Whether you are new to the world of IRAs or have been saving with one for decades, you may have never heard of a self-directed IRA and are wondering what exactly it means. In short, self-directed IRAs function just like regular IRAs in terms of the standard rules and regulations, but they offer quite a bit more investment options. Most brokerage firms stick to ordinary investments, so the key to saving with a self-directed IRA is first finding a reputable company that specializes in them. Even with a self-directed IRA, you will still have an administrator over the account that will ensure you’re following all proper laws and procedures regarding paperwork and valuations. Explained below are a few benefits to self-directed IRAs.
- More flexibility with investments. Self-directed IRAs exists to give investors more options for asset growth besides a typical stock, bond, mutual fund, or CD. Some companies offer very select options that limit what the investors can do with their money. A stock that an investor likes may only be available through a mutual fund or the investor may know about a start-up business that they would like to invest in but isn’t included on their list of available options. With self-directed IRAs, investors have more control over what they invest their money in, even if they want to invest it in gold, real estate, promissory notes, or other commodities such as horses. Collectibles such as artwork, coins, and stamps, however, are a no go.

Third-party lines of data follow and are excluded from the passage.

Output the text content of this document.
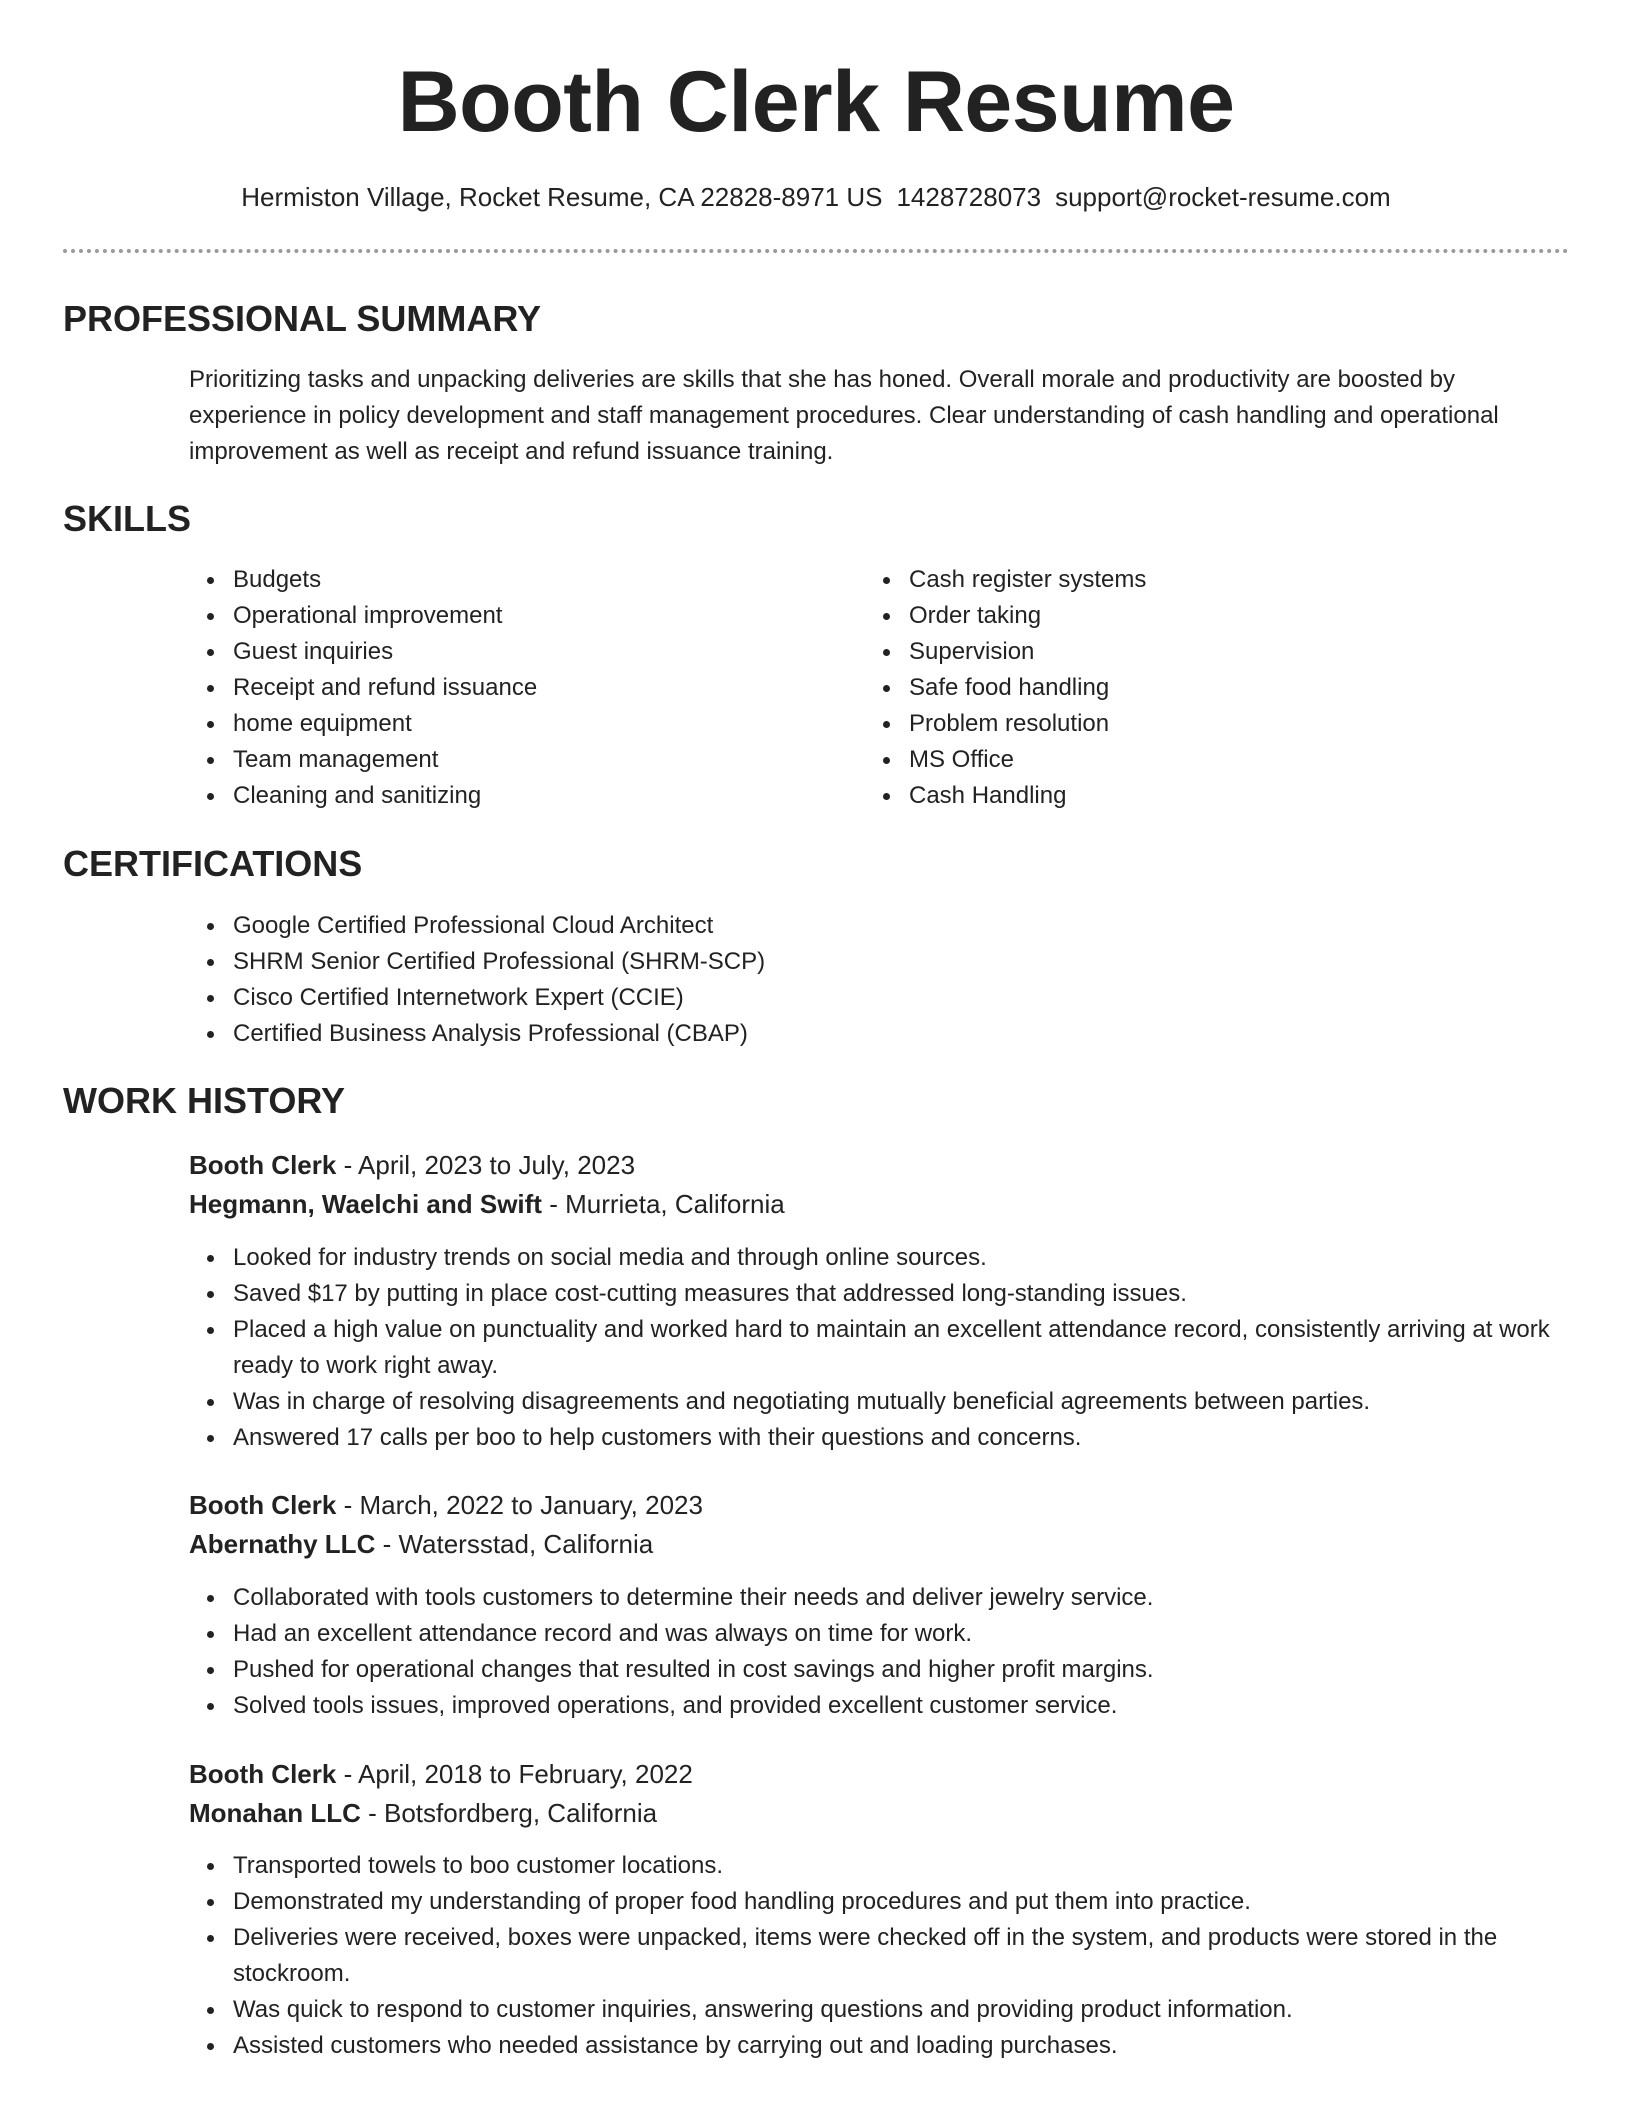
Booth Clerk Resume
Hermiston Village, Rocket Resume, CA 22828-8971 US 1428728073 support@rocket-resume.com
PROFESSIONAL SUMMARY
Prioritizing tasks and unpacking deliveries are skills that she has honed. Overall morale and productivity are boosted by experience in policy development and staff management procedures. Clear understanding of cash handling and operational improvement as well as receipt and refund issuance training.
SKILLS
Budgets
Operational improvement
Guest inquiries
Receipt and refund issuance
home equipment
Team management
Cleaning and sanitizing
Cash register systems
Order taking
Supervision
Safe food handling
Problem resolution
MS Office
Cash Handling
CERTIFICATIONS
Google Certified Professional Cloud Architect
SHRM Senior Certified Professional (SHRM-SCP)
Cisco Certified Internetwork Expert (CCIE)
Certified Business Analysis Professional (CBAP)
WORK HISTORY
Booth Clerk - April, 2023 to July, 2023
Hegmann, Waelchi and Swift - Murrieta, California
Looked for industry trends on social media and through online sources.
Saved $17 by putting in place cost-cutting measures that addressed long-standing issues.
Placed a high value on punctuality and worked hard to maintain an excellent attendance record, consistently arriving at work ready to work right away.
Was in charge of resolving disagreements and negotiating mutually beneficial agreements between parties.
Answered 17 calls per boo to help customers with their questions and concerns.
Booth Clerk - March, 2022 to January, 2023
Abernathy LLC - Watersstad, California
Collaborated with tools customers to determine their needs and deliver jewelry service.
Had an excellent attendance record and was always on time for work.
Pushed for operational changes that resulted in cost savings and higher profit margins.
Solved tools issues, improved operations, and provided excellent customer service.
Booth Clerk - April, 2018 to February, 2022
Monahan LLC - Botsfordberg, California
Transported towels to boo customer locations.
Demonstrated my understanding of proper food handling procedures and put them into practice.
Deliveries were received, boxes were unpacked, items were checked off in the system, and products were stored in the stockroom.
Was quick to respond to customer inquiries, answering questions and providing product information.
Assisted customers who needed assistance by carrying out and loading purchases.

- Can use your expertise. If you work in a particular field or participate in a unique hobby, you can use your expert knowledge to make smarter investments. For instance, a realtor has greater knowledge about real estate than the average person and can easily spot a good deal when they see one. Typical IRA options won’t include real estate as an investment option, but the realtor can use a self-directed IRA to jump on the particular opportunity. Using a self-directed IRA provides more investment choices to a person whose niche isn’t included within average IRA options. Investing in what you know can lead to more informed retirement decisions.
- Greater earning potential. Because investors who utilize self-directed IRAs are usually more knowledgeable investors, they have the potential to earn big time with particular investments. They can spot trends in their market and know when to jump in the game. A savvier investor can take advantage of the more open choices available to them and invest in a business, niche, or commodity otherwise not accessible to them or anyone else through a standard IRA.

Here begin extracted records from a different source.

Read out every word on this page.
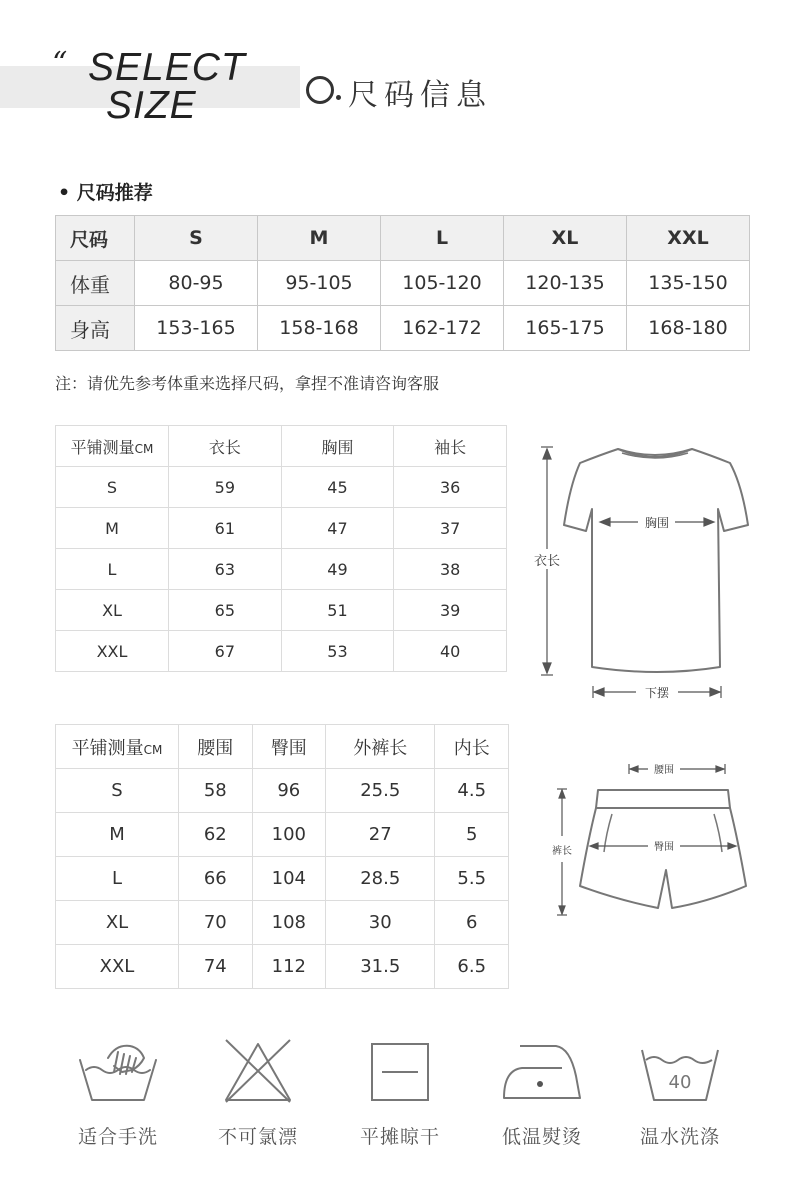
“ SELECT
SIZE	尺码信息
• 尺码推荐
尺码	S	M	L	XL	XXL
体重	80-95	95-105	105-120	120-135	135-150
身高	153-165	158-168	162-172	165-175	168-180
注：请优先参考体重来选择尺码，拿捏不准请咨询客服
平铺测量CM	衣长	胸围	袖长
S	59	45	36
M	61	47	37
L	63	49	38
XL	65	51	39
XXL	67	53	40
衣长
胸围
下摆
平铺测量CM	腰围	臀围	外裤长	内长
S	58	96	25.5	4.5
M	62	100	27	5
L	66	104	28.5	5.5
XL	70	108	30	6
XXL	74	112	31.5	6.5
腰围
臀围
裤长
适合手洗	不可氯漂	平摊晾干	低温熨烫
40
温水洗涤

While self-directed IRAs can prove a useful tool for certain people, novice investors may want to educate themselves in a particular field and gain more experience within the market before utilizing this option. Just as these accounts can have greater earning potential, they tend to be a higher risk option for investors who don’t know what they’re doing. Self-directed IRAs may include higher fees depending on the investment, so it’s important to read the fine print before signing up.
A few rules to keep in mind before investing with a self-directed IRA are that you can’t invest in anything that directly benefits you as a person, such as buying a vacation home with your IRA money, and you can’t mix personal funds with IRA funds to finance an investment. There are several nuances to self-directed IRAs that are important to understand before investing, and not following proper procedure can have devastating effects on your retirement goals. As long as you follow the rules and do your homework on the investment, with a self-directed IRA you don’t have to miss out on the perfect opportunity.